In the 1970s some liberal critics, feminists and African-American leaders pilloried Moynihan as a racist and sexist. In the 1980s, when the out-of-wedlock birthrate among blacks more than doubled to 56 percent, opinion began to shift toward Moynihan’s ideas. The National Council of Churches and leaders as diverse as Bill Cosby, William Julius Wilson and President Obama have acknowledged the problem.
Reversing this calamity requires an effort to rebuild the nuclear family, keep young men in school and get them into college. Today the fact that 70 percent of black children are born to unmarried mothers undermines the stability not just of African-American culture but of Ameri-can society at large.
Poison in Nigeria
Lead poisoning has killed hundreds of children under age 5 in northern Nigeria. The underlying cause is illegal gold mining. Seven villages in Zamfara state have been affected. There are high concentrations of lead in the gold ore. When villagers bring the soil home and sift through it looking for gold, they inhale the lead-laden dust and fall ill. The contamination came to light earlier this year during a yearly immunization program. Local health workers and physicians from Doctors Without Borders performed blood tests and found concentrations of lead 250 times the levels typically found in U.S. residential areas.
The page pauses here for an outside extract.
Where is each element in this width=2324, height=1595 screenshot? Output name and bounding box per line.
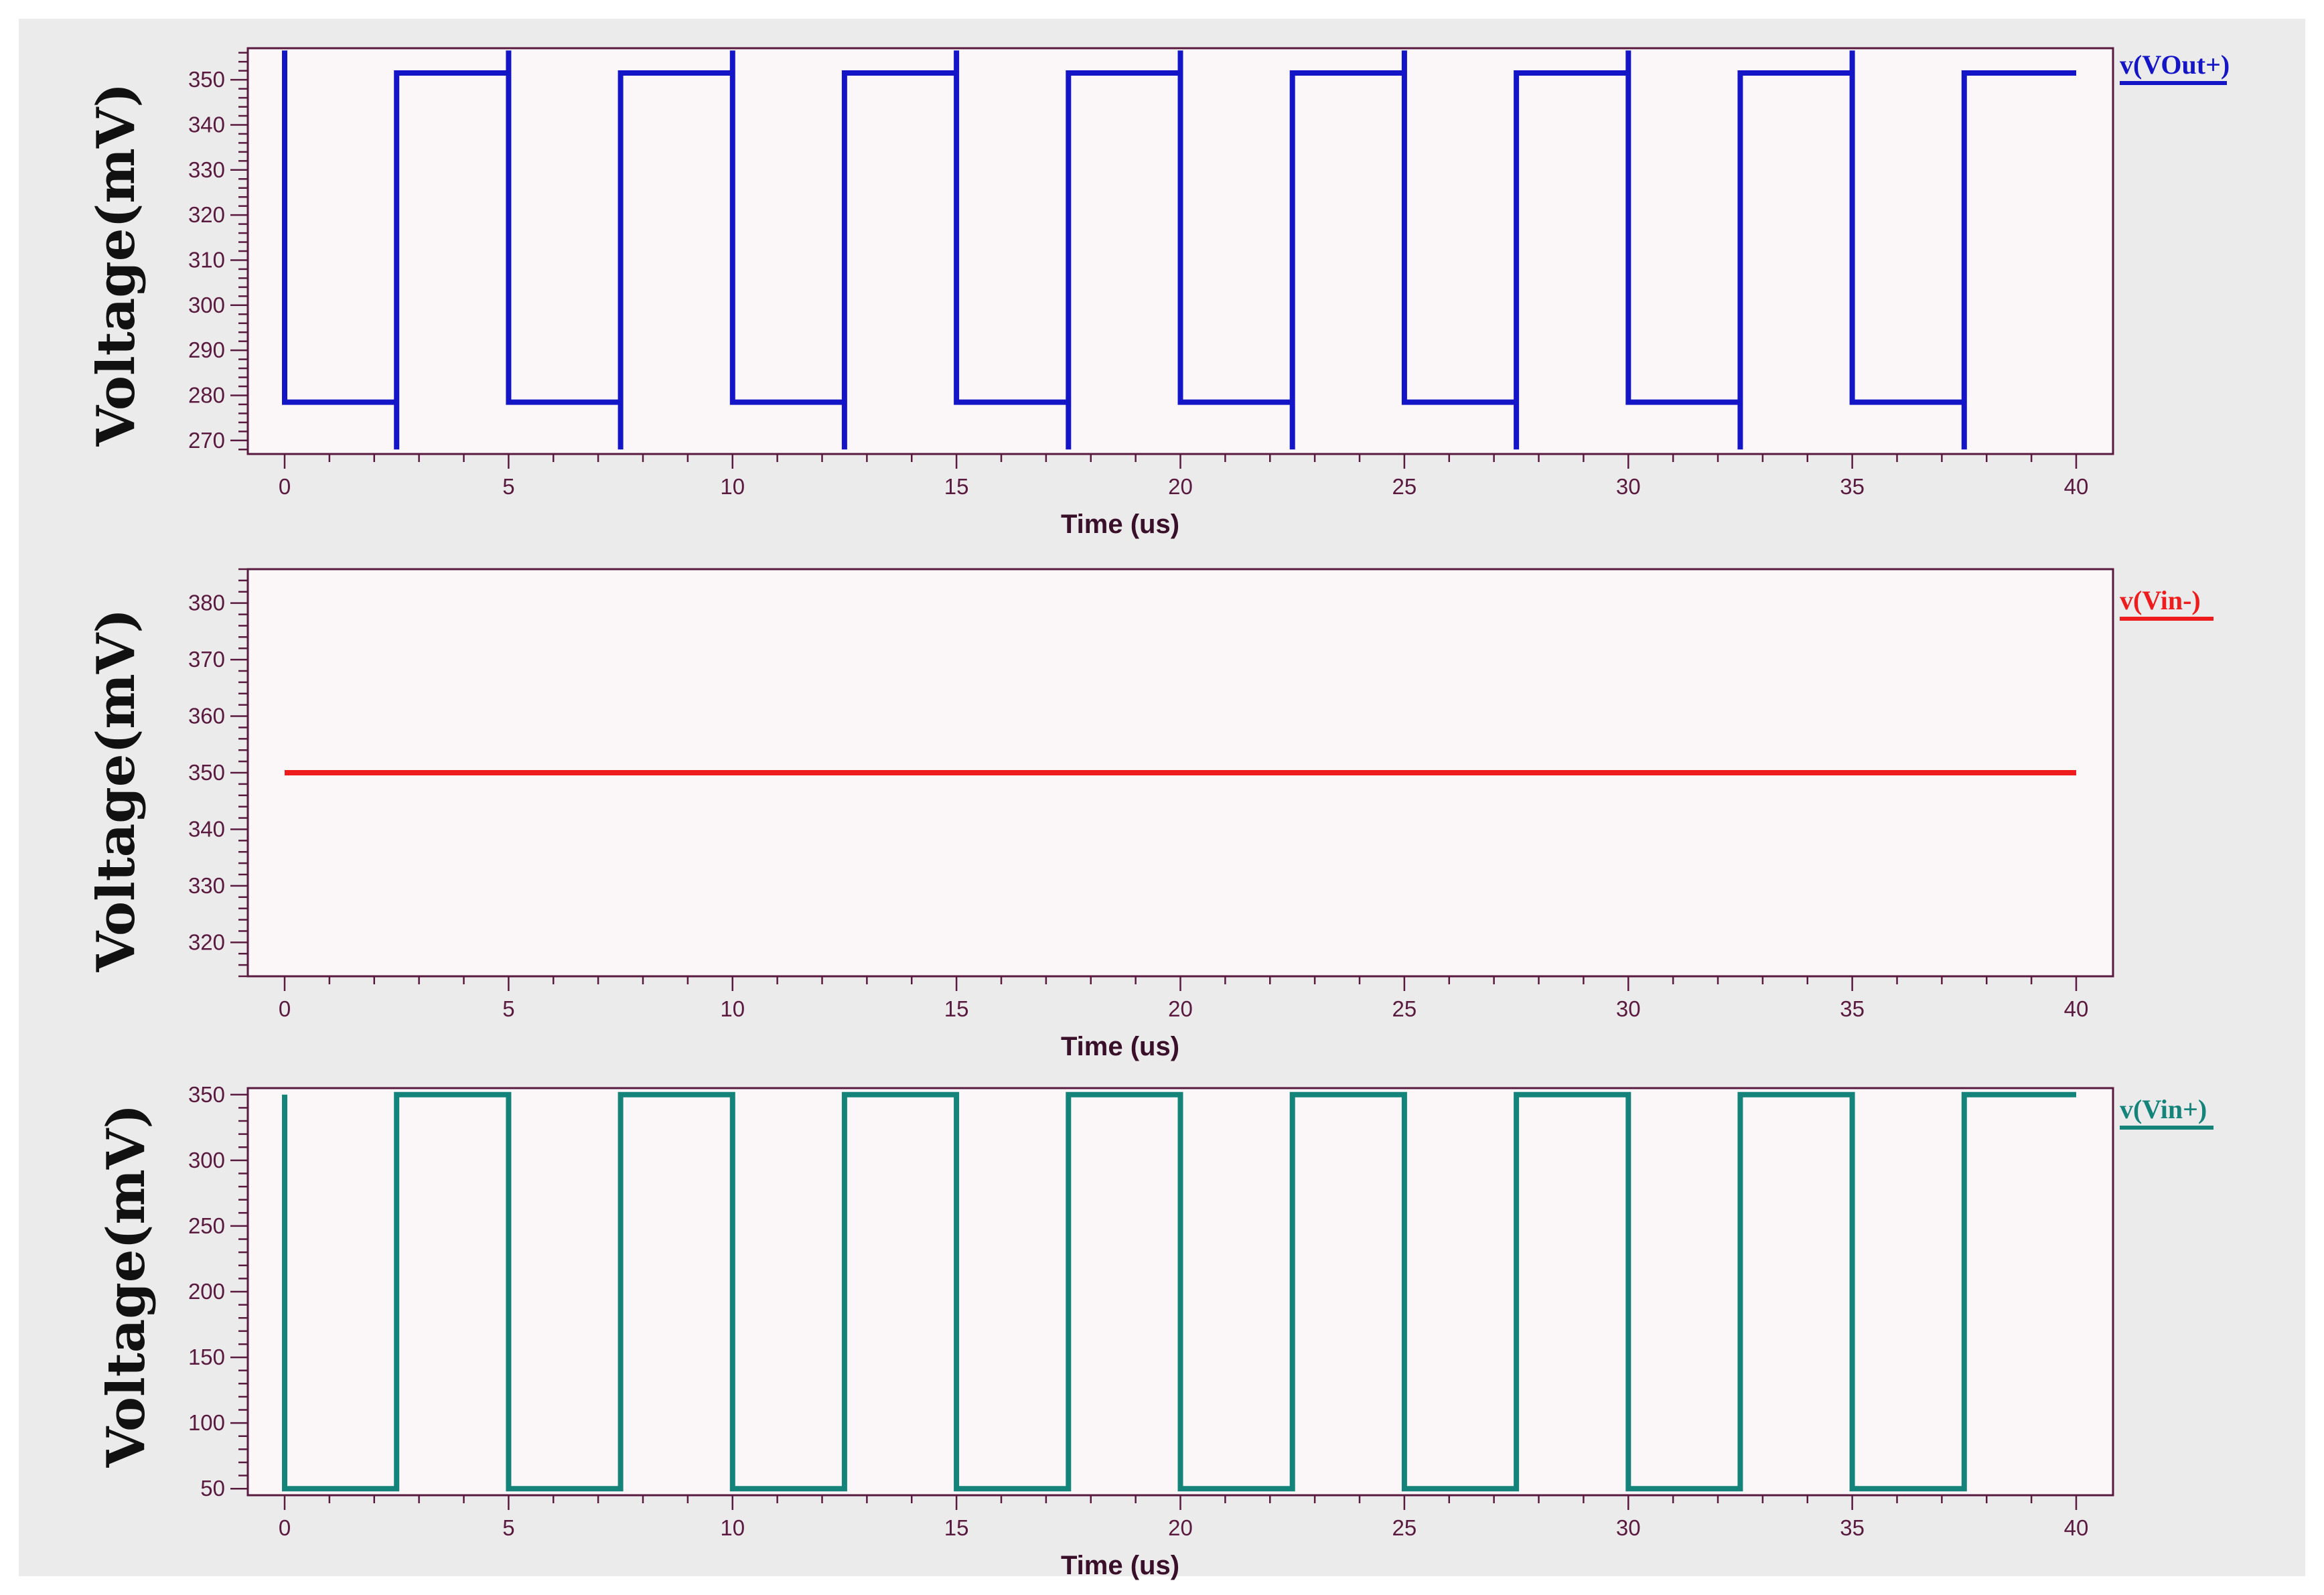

The people in the villages had been reluctant to speak about the illness for fear that government authorities would ban the mining, which they have now done. Some even denied that any children had died and instead blamed their illnesses on malaria. Doctors Without Borders said that denial of the problem had hampered timely intervention. When help did come, it arrived too late for many. The true number of illnesses and deaths may be even higher than reported.
The deaths reflect the poverty of inhabitants in an area where most villagers live by subsistence farming, which pays much less than illegal gold mining. Two of the United Nation’s eight Millennium Development Goals are eradication of extreme poverty and reduction of child mortality. The deaths in Nigeria are a reminder that efforts toward both goals must be intensified and that responsibility rests on the developing countries as well as the wealthy nations.
Britain Grows Less Defensive
Total U.S. defense spending now approaches—and by some analyses exceeds—$1 trillion a year. The United States remains engaged in wars it cannot afford, following an increasingly questionable strategy that could pave the way for future violence. Secretary of Defense Robert Gates has agreed to “limit” future defense spending to just 1 percent above inflation. Yet with calls for restraint in federal spending echoing through the halls of Congress, why does the nation’s bloated defense budget remain politically sacrosanct?
Great Britain now offers a fiscal precedent, breaking through the iron triangle on defense. Their new anti-Keynesian budget trims government spending by about $130 billion, sharply reducing welfare benefits, raising the retirement age to 66 by 2020 and eliminating hundreds of thousands of public sector jobs. It will be a matter of some argument whether Britain’s take-no-prisoners approach to its budget deficit is the right way out of the global recession. (Results from Ireland’s austerity budget so far have not been promising). But one aspect of Britain’s colder eye on national spending is worth emulating: The British Ministry of Defense did not escape the Conservative budget axe; it was cut by 6 percent. In what The Economist dubbed a retreat “but not a rout,” Britain reduced the defense budget to 2 percent of its gross domestic product. That defense commitment is more in line with Britain’s European peers and less than half of the 5 percent of G.D.P. the United States still funnels into defense during a time of acute national need. Following Britain’s lead, the United States should devise a more proportionate defense policy. A budget that comprehensively protects American interests will prove the kindest—and wisest—cut of all.